As trade between China and Latin America and the Caribbean grows at historic levels, experts analyze the risks of commitments made by several countries in exchange for foreign investment and cooperation.
simultaneous relationship. In 2021, the total value of trade between China and Latin America and the Caribbean increased by 41.1% compared to 2020, setting a new record of $451,591 million in transactions, according to official data from China.
Neither the pandemic nor the global crisis in the supply chain can stop this accelerated growth between the Asian country and Latin America, which is why many analysts point out that, from the region, they “see China as a source of opportunities that other countries do not provide.”
At the Forum “Where Are China-US Relations Heading in Latin America?” Organized by the Foundation for Analysis and Social Studies, FAES, Juan Pablo Cardinal, an expert on politics and economics in the Asian country, warned that in the region “political and economic elites can see China as evidence that development and prosperity without democracy is possible.”
China is currently the region’s second most important trading partner. In 2021, Latin American exports to China amounted to about $222,582 million, an increase of 31.4% over the previous year.
While the value of Chinese exports to Latin America amounted to $229.09 million, an increase of 52% over the previous year, according to the China Customs Office.
Globally, trade in goods and services reached an all-time high of $28.5 trillion in 2021, a 25% year-over-year increase that was also 13% higher than in 2019, the year before the pandemic.
According to the United Nations agency for trade and development, UNCTAD, the 43% rise in Chinese exports in relation to pre-pandemic figures is notable, while economies such as the United States, the European Union and Japan, showed more modest numbers, between 6% and 12%.
“China has developed a network of business and political contacts in the region. It is a very decentralized approach that allows them to support many countries with resources and technical assistance,” Margaret Myers, Director of the Asia and Latin America Program at Dialogue, said during the conference. the event.
For Pepe Zhang, Associate Director and Senior Analyst at The Atlantic Council, currently, “We live in an ideological world. China is more willing to cross the ideological line and cooperate with all countries, and thus have greater influence, while the United States and the United States are more limited in this connection”.
Belt and Road Initiative
For Alejandro Godoy, who specializes in Asia and the Middle East, the initiative that mimics the ancient Silk Road is an ambitious project that the countries that are a part of it must be careful with the concessions granted and the economic imbalances they may obtain. giving birth.
“It’s a very ambitious project because it runs until 2049, has an approximate cost of $900,000 million, and the prospects with Latin America are alienating countries that still recognize Taiwan,” says the expert.
“The best thing is that Latin America can balance this relationship with China and see what opportunities the European Union can offer,” Godoy adds.

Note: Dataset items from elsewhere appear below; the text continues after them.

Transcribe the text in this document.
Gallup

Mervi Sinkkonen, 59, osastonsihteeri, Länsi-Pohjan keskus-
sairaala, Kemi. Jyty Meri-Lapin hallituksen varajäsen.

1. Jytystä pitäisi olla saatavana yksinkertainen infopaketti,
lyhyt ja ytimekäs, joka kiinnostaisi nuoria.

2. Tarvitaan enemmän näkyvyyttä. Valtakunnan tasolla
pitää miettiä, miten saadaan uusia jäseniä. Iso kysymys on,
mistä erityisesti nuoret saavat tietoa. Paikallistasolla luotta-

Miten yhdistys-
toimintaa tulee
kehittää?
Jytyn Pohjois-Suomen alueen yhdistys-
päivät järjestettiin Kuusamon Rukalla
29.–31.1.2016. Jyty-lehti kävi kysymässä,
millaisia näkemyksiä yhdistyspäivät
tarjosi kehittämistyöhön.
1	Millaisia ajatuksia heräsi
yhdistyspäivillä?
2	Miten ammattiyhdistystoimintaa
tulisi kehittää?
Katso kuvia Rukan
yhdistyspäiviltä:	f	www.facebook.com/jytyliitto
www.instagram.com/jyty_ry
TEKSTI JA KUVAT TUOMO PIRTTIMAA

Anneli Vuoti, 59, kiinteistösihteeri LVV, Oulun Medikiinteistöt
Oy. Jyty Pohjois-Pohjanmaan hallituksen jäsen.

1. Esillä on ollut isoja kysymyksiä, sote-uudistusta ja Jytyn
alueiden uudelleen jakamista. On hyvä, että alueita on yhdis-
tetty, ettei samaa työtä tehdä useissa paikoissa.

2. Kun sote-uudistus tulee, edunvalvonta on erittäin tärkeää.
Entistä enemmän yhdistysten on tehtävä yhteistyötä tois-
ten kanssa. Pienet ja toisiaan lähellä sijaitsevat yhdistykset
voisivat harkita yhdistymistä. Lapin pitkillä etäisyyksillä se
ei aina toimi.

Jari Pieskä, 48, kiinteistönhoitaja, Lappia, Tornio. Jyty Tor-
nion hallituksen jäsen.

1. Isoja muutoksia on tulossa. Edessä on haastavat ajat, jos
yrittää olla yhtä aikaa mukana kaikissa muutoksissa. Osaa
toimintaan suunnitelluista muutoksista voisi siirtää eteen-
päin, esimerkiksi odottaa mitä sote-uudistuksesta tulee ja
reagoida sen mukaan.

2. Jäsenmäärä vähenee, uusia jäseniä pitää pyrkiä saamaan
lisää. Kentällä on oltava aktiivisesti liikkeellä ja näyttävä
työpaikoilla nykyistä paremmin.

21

“As we have seen in Africa, many of the new Silk Road projects have created huge trade deficits, because ultimately countries do not have the capacity to sustain these debts and over time China acquires these businesses,” Godoy says.
The expert concluded that “many Latin American countries have signed memoranda of understanding in a project that today includes more than 140 countries that have joined the initiative, so actions should be taken with great caution.”
Argentina recently became the 20th country in the region to join the China Sector Initiative. The South American country will celebrate 50 years of diplomatic relations with China in the midst of a deep economic crisis and the renegotiation of its more than $40 billion debt with the International Monetary Fund.